A Bounce? Indeed. A Boom? Not Yet.

by Robert J. Shiller in the NY Times:

THE sudden rise in home prices suggests that the psychology of the market has shifted substantially. But what should we expect in the months ahead? Not necessarily that we’re entering a new housing boom. To a large extent, where we’re heading depends on what home buyers are thinking.

Some clues are found in the annual home-buyer surveys that Karl Case, the Wellesley economics professor, and I have run for years. For the surveys, we canvas recent home buyers in four cities — Los Angeles, San Francisco, Milwaukee and Boston; the surveys are now being conducted under the auspices of the Yale School of Management. We have just received the 2009 results, with responses from June and July.

This year’s survey coincides nicely with the upturn in home prices, the sharpest change in direction we have ever seen. The data show that the Standard & Poor’s/Case-Shiller 10-City Composite Home Price Index for the United States rose 3.6 percent between April and July.

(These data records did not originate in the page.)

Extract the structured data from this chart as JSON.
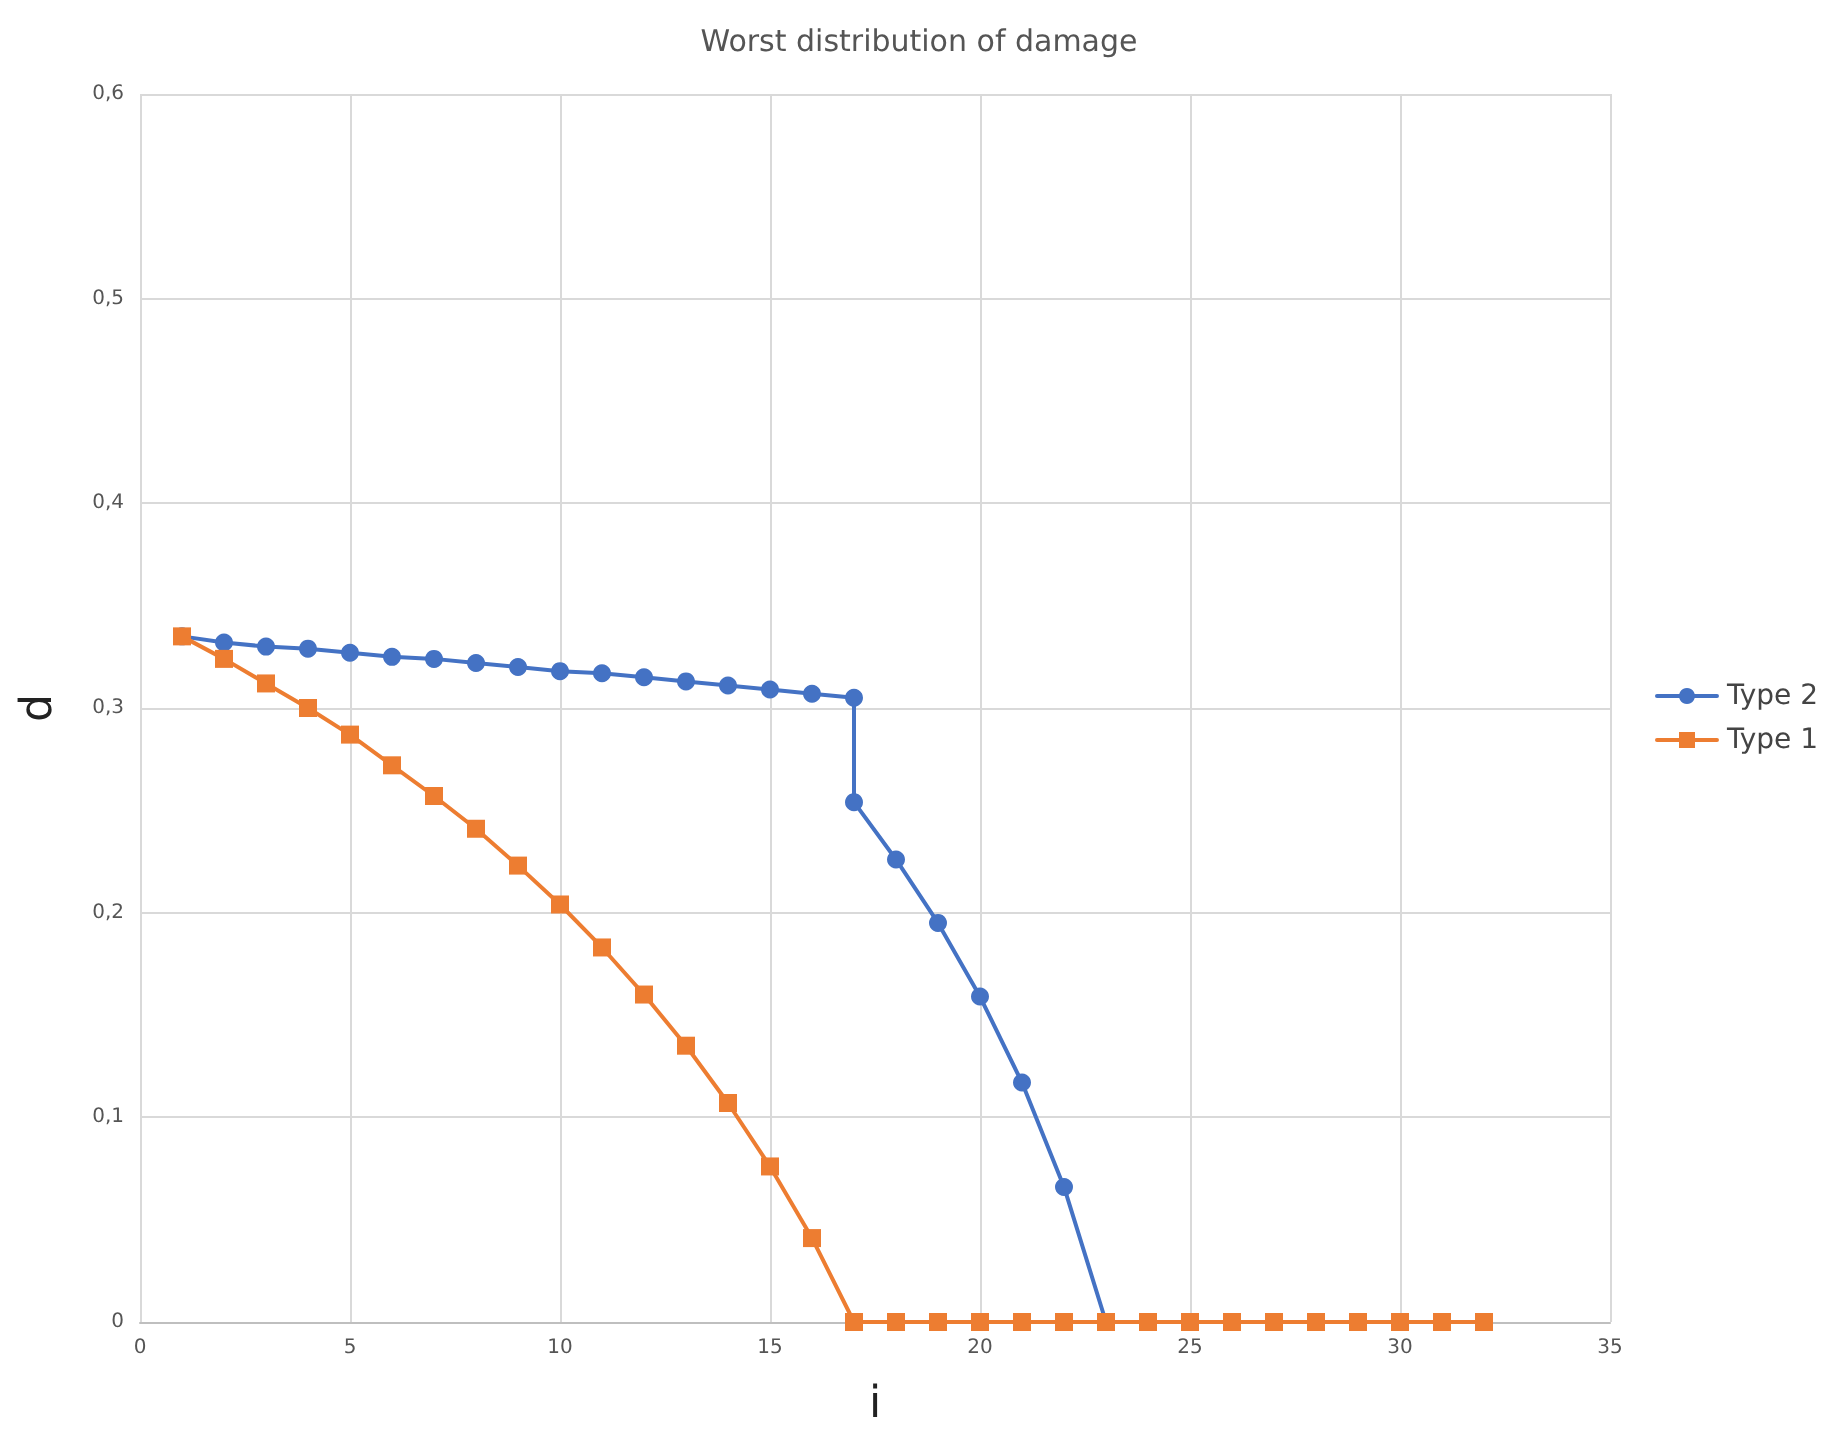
{
  "chart_data": {
    "type": "line",
    "title": "Worst distribution of damage",
    "xlabel": "i",
    "ylabel": "d",
    "xlim": [
      0,
      35
    ],
    "xticks": [
      0,
      5,
      10,
      15,
      20,
      25,
      30,
      35
    ],
    "ylim": [
      0,
      0.6
    ],
    "yticks": [
      0,
      {
        "value": 0.1,
        "label": "0,1"
      },
      {
        "value": 0.2,
        "label": "0,2"
      },
      {
        "value": 0.3,
        "label": "0,3"
      },
      {
        "value": 0.4,
        "label": "0,4"
      },
      {
        "value": 0.5,
        "label": "0,5"
      },
      {
        "value": 0.6,
        "label": "0,6"
      }
    ],
    "grid": true,
    "legend": "right",
    "line_style": "solid",
    "series": [
      {
        "name": "Type 2",
        "color": "#4472c4",
        "marker": "circle",
        "x": [
          1,
          2,
          3,
          4,
          5,
          6,
          7,
          8,
          9,
          10,
          11,
          12,
          13,
          14,
          15,
          16,
          17,
          17,
          18,
          19,
          20,
          21,
          22,
          23
        ],
        "values": [
          0.335,
          0.332,
          0.33,
          0.329,
          0.327,
          0.325,
          0.324,
          0.322,
          0.32,
          0.318,
          0.317,
          0.315,
          0.313,
          0.311,
          0.309,
          0.307,
          0.305,
          0.254,
          0.226,
          0.195,
          0.159,
          0.117,
          0.066,
          0
        ]
      },
      {
        "name": "Type 1",
        "color": "#ed7d31",
        "marker": "square",
        "x": [
          1,
          2,
          3,
          4,
          5,
          6,
          7,
          8,
          9,
          10,
          11,
          12,
          13,
          14,
          15,
          16,
          17,
          18,
          19,
          20,
          21,
          22,
          23,
          24,
          25,
          26,
          27,
          28,
          29,
          30,
          31,
          32
        ],
        "values": [
          0.335,
          0.324,
          0.312,
          0.3,
          0.287,
          0.272,
          0.257,
          0.241,
          0.223,
          0.204,
          0.183,
          0.16,
          0.135,
          0.107,
          0.076,
          0.041,
          0,
          0,
          0,
          0,
          0,
          0,
          0,
          0,
          0,
          0,
          0,
          0,
          0,
          0,
          0,
          0
        ]
      }
    ]
  }
}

While that is not a whopping increase, it followed a decline of 4.8 percent in the previous period, between January and April.

The suddenness of this shift surprised me. In my column in June, I wrote that home prices might well continue to decline for years. As of that time, the S.& P./Case-Shiller price index had fallen every month for almost three years. Add to that the prospect of continuing high unemployment and a weak economy for years to come, and the prospects for home prices did not seem rosy.